Os carnavalescos André Rodrigues e Antônio Gonzaga escolheram fundir abertamente Kehinde com Luiza Mahin e o filho desaparecido com Luiz Gama, associações que o livro estabelece de maneira mais sutil. No desfile, ainda subvertendo o romance, houve um momento em que a heroína e o abolicionista se reencontraram. O abraço dos dois sintetizou lindamente as diferenças entre a trama original e a do Sambódromo.
O ministro – um dos intérpretes de Luiz Gama na Marquês de Sapucaí – compartilhou a passarela com outras personalidades afrodescendentes: Lázaro Ramos, Conceição Evaristo, a jornalista Flávia Oliveira, a atriz Taís Araújo, o ator Antonio Pitanga, o ex-jogador de futebol Cafu e o humorista Paulo Vieira. Dezesseis mães negras que perderam filhos para a violência, incluindo a da vereadora Marielle Franco, cruzaram a avenida no último e tocante carro alegórico. Ora atônitos, ora deslumbrados, os pais e os irmãos da autora desfilaram junto de 46 parentes e amigos. Por enfrentar alguns problemas técnicos durante a exibição de 67 minutos, a Portela ficou em quinto lugar na classificação geral. Levou, contudo, o mais antigo prêmio extraoficial do Carnaval fluminense, o Estandarte de Ouro, como melhor escola e pelo melhor enredo.
Meses depois de lançar a saga, a escritora recebeu um aviso de Mãe Lindaura, sua conselheira espiritual: Xangô, o orixá da justiça, queria o romance. A autora não ousou indagar por quê. Simplesmente pegou um exemplar e anotou numa das páginas iniciais: “Este livro é para Xangô.” Embrulhou o volume com zelo e, tão logo quanto possível, o entregou à Mãe Lindaura em Salvador.

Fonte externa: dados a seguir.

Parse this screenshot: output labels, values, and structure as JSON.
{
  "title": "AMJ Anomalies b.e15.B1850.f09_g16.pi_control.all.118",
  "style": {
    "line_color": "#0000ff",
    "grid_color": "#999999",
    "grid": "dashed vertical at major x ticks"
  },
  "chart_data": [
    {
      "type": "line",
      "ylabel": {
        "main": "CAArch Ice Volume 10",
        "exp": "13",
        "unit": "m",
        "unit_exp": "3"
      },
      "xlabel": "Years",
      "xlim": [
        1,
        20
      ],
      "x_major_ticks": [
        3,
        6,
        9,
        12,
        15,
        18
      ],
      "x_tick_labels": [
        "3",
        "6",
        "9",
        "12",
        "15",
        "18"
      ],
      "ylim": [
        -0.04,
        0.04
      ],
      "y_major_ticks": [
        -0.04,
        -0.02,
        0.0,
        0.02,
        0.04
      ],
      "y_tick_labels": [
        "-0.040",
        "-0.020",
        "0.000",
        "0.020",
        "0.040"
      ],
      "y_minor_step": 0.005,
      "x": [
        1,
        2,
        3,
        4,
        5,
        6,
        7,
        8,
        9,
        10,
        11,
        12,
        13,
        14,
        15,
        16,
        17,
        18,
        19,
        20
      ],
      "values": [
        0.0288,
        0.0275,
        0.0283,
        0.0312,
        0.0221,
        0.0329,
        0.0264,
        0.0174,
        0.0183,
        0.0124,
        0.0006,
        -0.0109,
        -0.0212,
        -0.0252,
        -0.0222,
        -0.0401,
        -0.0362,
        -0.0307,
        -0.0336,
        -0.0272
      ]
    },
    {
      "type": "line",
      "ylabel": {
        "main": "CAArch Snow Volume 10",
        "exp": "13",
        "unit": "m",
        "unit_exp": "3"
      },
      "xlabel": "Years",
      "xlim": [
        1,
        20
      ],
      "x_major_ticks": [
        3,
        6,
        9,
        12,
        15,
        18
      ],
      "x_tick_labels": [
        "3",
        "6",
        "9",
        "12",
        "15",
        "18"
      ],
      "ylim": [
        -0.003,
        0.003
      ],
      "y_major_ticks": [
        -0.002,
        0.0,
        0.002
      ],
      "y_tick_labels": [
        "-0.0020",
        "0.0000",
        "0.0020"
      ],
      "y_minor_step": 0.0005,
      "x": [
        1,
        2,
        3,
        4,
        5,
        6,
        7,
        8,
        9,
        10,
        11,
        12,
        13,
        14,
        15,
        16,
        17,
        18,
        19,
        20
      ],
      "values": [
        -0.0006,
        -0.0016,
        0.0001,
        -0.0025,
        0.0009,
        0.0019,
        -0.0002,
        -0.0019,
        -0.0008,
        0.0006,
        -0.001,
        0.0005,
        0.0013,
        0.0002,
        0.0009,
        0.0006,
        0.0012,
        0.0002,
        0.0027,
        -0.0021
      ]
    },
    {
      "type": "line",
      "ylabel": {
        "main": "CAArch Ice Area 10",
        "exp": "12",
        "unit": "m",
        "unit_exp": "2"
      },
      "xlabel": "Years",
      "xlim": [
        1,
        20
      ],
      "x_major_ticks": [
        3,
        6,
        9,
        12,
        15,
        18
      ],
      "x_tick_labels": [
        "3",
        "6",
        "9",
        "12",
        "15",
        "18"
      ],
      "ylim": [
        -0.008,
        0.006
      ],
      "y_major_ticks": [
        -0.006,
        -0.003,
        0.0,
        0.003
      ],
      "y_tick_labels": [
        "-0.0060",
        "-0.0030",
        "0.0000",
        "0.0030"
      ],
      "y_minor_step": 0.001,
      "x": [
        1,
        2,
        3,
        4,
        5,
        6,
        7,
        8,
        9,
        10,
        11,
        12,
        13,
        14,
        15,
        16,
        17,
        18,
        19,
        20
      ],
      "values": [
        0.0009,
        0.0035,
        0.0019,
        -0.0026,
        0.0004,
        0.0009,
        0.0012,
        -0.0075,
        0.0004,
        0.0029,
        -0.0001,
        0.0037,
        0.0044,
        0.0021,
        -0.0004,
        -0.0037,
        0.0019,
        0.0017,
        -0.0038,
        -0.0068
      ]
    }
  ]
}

Ela o depositou no assentamento da divindade, sem a presença da romancista. “Pedido de orixá a gente não questiona”, afirma Gonçalves. “Hoje enxergo Um defeito de cor como uma graça, um valioso presente que ganhei da minha ancestralidade. Por razões que desconheço, meus antepassados resolveram me brindar com a história da Kehinde, que é também a deles. Eu apenas fiz jus à dádiva, já que trabalhei intensamente para colocar a narrativa de pé.”